Written by Nancy Bernkopf Tucker, Professor of History at Georgetown University and at the Edmund A. Walsh School of Foreign Service, from Foreign Policy Research Institute website:
Discussion of the United States’ relations with China, Taiwan, and Hong Kong can be framed as an issue of nationalism and national humiliation. Taiwan and Hong Kong are and have been crucial symbols of China’s emergence as a strong state in the international system, as evidenced by the huge clock that stood in the heart of Beijing in 1997 counting down the minutes to Hong Kong’s “liberation” from British rule and its return to China. Hong Kong and Taiwan have been neither simply prosperous territories whose possession would enrich China, nor merely strategic liabilities as loci for foreign powers threatening China.

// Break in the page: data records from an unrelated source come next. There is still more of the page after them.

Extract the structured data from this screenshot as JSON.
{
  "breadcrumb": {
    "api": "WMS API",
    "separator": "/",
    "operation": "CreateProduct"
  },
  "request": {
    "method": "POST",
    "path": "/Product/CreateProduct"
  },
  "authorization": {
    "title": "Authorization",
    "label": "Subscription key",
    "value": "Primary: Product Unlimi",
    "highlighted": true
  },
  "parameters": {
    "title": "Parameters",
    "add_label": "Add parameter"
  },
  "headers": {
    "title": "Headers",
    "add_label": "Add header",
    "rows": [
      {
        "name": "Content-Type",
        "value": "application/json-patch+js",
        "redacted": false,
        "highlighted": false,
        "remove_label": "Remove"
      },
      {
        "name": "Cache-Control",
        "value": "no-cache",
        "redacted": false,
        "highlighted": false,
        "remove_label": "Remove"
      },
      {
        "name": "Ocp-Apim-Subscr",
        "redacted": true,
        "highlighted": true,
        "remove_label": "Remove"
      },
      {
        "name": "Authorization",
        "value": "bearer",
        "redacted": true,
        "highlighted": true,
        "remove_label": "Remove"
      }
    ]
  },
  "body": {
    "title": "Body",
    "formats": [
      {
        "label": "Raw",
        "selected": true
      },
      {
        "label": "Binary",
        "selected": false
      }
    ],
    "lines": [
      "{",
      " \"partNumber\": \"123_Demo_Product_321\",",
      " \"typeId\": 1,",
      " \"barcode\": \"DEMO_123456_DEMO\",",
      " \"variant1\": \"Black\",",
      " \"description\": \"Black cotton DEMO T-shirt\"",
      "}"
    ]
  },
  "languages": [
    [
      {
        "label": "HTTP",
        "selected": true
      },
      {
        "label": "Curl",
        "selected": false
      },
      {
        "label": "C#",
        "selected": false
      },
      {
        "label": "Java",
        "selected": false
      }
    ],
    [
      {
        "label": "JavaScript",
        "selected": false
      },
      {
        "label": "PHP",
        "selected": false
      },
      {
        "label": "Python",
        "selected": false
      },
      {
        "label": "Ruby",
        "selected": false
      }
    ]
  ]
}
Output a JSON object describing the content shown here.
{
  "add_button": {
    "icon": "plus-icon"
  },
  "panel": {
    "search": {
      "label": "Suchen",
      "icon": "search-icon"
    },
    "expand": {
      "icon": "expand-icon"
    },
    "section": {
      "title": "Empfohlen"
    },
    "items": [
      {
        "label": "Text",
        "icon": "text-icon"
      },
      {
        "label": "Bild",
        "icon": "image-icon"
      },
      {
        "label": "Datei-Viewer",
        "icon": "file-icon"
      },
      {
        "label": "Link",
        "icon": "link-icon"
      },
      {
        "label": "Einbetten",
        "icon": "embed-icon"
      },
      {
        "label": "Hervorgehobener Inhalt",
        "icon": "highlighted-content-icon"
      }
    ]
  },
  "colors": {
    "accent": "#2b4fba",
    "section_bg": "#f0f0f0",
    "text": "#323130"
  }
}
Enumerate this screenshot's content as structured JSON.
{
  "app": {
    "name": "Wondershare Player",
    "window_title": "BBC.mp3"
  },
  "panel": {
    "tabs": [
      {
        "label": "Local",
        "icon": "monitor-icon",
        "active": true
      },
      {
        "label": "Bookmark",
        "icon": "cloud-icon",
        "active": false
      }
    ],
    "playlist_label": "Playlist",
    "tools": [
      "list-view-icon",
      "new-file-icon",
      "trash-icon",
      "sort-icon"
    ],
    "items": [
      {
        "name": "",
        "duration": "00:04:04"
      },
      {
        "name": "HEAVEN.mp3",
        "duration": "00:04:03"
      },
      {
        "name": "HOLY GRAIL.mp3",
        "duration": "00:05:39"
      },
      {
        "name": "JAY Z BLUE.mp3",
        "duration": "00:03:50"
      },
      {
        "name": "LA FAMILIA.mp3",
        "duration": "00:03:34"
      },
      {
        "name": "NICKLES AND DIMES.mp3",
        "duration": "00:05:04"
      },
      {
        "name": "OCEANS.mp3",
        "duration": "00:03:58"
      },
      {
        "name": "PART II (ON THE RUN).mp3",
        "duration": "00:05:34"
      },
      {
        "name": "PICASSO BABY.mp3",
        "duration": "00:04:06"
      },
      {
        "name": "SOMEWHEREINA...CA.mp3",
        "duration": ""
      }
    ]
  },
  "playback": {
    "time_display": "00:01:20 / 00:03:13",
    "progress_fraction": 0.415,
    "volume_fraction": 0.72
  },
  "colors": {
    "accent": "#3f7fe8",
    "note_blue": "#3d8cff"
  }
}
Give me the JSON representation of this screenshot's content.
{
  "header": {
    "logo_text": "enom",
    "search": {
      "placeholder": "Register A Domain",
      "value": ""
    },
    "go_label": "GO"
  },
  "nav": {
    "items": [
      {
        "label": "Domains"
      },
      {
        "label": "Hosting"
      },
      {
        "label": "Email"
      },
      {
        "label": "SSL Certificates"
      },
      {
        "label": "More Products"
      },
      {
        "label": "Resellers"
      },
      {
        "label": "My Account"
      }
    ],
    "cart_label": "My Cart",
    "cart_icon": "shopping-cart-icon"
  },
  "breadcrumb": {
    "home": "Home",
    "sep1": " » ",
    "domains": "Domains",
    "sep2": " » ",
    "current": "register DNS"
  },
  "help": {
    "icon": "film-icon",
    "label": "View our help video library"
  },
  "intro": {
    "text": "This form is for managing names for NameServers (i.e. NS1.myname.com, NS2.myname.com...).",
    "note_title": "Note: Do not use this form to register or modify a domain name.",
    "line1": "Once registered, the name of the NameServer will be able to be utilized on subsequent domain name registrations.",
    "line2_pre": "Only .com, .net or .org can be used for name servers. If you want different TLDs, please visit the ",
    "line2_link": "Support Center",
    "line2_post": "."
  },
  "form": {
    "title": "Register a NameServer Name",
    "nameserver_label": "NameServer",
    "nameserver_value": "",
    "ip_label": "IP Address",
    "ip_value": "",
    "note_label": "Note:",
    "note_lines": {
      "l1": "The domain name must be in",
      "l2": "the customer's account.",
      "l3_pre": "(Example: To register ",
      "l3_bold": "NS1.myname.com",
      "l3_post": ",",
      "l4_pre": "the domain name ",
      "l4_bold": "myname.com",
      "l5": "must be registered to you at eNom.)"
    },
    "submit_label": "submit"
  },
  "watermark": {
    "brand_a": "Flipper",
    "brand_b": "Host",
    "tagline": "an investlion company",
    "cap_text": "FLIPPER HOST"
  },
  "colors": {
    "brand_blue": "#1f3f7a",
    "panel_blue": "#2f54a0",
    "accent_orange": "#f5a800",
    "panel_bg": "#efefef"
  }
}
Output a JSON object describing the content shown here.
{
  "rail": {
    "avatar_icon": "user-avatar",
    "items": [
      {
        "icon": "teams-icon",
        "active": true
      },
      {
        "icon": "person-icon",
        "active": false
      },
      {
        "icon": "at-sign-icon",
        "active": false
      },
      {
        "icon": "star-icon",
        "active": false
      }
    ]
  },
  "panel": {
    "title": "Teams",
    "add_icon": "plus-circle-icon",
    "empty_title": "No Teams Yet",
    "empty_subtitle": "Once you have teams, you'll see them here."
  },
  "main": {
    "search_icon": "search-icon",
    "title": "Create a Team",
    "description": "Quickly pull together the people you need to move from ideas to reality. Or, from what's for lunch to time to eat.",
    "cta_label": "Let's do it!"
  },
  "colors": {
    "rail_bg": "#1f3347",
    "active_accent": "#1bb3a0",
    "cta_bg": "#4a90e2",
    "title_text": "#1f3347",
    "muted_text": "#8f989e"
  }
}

Hong Kong and Taiwan are fundamental to the very legitimacy of the CCP and China’s government. They have constituted a continuing challenge to Chinese nationalism and China’s potential as a great power while posing the challenge of being models of what China could, should, or might be under a different form of government. From the Chinese perspective, so long as Hong Kong and Taiwan remain beyond China’s control, China’s century of humiliation at the hands of Westerners continues. This conviction, which the Chinese have shamelessly exploited in diplomatic negotiations and in propaganda outlets, has been hard for some of China’s interlocutors to understand. It has also constituted a reason for some, particularly in Washington and Tokyo, to keep Taiwan out of China’s grasp. But even those who do not have a hidden agenda might find that war with China over Taiwan is in fact possible, whether by accident, inadvertence, or design.